RAG Pipeline with Search and Chat:

from haystack import Pipeline
from haystack.utils import Secret
from haystack.components.builders.chat_prompt_builder import ChatPromptBuilder
from haystack.components.generators.chat import OpenAIChatGenerator
from haystack.dataclasses import ChatMessage
from valyu_haystack import ValyuSearch

# Create components
web_search = ValyuSearch(top_k=3)

prompt_template = [
    ChatMessage.from_system("You are a helpful assistant."),
    ChatMessage.from_user(
        "Given the information below:\n"
        "{% for document in documents %}{{ document.content }}{% endfor %}\n"
        "Answer question: {{ query }}.\nAnswer:"
    )
]

prompt_builder = ChatPromptBuilder(template=prompt_template, required_variables={"query", "documents"})
llm = OpenAIChatGenerator(api_key=Secret.from_env_var("OPENAI_API_KEY"), model="gpt-4o-mini")

# Build pipeline
pipe = Pipeline()
pipe.add_component("search", web_search)
pipe.add_component("prompt_builder", prompt_builder)
pipe.add_component("llm", llm)

# Connect components
pipe.connect("search.documents", "prompt_builder.documents")
pipe.connect("prompt_builder.messages", "llm.messages")

# Run pipeline
query = "What is the most famous landmark in Berlin?"
result = pipe.run(data={"search": {"query": query}, "prompt_builder": {"query": query}})

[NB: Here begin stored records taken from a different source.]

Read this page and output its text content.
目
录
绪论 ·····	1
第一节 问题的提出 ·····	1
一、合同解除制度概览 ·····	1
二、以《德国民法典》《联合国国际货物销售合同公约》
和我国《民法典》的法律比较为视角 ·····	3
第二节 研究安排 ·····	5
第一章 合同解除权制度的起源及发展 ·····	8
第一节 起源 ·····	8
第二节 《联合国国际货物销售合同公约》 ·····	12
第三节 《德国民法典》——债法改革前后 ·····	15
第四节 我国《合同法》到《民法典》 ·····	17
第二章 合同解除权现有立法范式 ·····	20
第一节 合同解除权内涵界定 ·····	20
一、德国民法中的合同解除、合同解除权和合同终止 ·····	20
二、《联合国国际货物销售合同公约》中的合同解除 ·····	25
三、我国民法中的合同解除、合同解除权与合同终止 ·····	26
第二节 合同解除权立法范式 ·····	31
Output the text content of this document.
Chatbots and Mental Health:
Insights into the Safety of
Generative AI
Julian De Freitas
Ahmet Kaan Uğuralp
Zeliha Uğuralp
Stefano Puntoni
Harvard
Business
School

Indexing Pipeline with Content Fetcher:

from haystack import Pipeline
from haystack.document_stores.in_memory import InMemoryDocumentStore
from haystack.components.writers import DocumentWriter
from valyu_haystack import ValyuContentFetcher

# Create components
document_store = InMemoryDocumentStore()
fetcher = ValyuContentFetcher()
writer = DocumentWriter(document_store=document_store)

# Build indexing pipeline
indexing_pipeline = Pipeline()
indexing_pipeline.add_component(instance=fetcher, name="fetcher")
indexing_pipeline.add_component(instance=writer, name="writer")

# Connect components
indexing_pipeline.connect("fetcher.documents", "writer.documents")

# Run pipeline
indexing_pipeline.run(data={
    "fetcher": {"urls": ["https://haystack.deepset.ai/blog/guide-to-using-zephyr-with-haystack2"]}
})

Advanced Configuration

Structured data extraction with Content Fetcher:

from valyu_haystack import ValyuContentFetcher

# Define JSON schema for structured extraction
schema = {
    "type": "object",
    "properties": {
        "title": {"type": "string"},
        "author": {"type": "string"},
        "published_date": {"type": "string"},
        "summary": {"type": "string"}
    }
}

fetcher = ValyuContentFetcher(summary=schema)
result = fetcher.run(urls=["https://example.com/article"])

# Extracted structured data will be in document metadata

API Integration Details

Authentication

Both components use Haystack’s Secret class for secure API key management:

Header: x-api-key: your-api-key
Environment variable: VALYU_API_KEY

License

valyu-search-haystack is distributed under the terms of the Apache-2.0 license.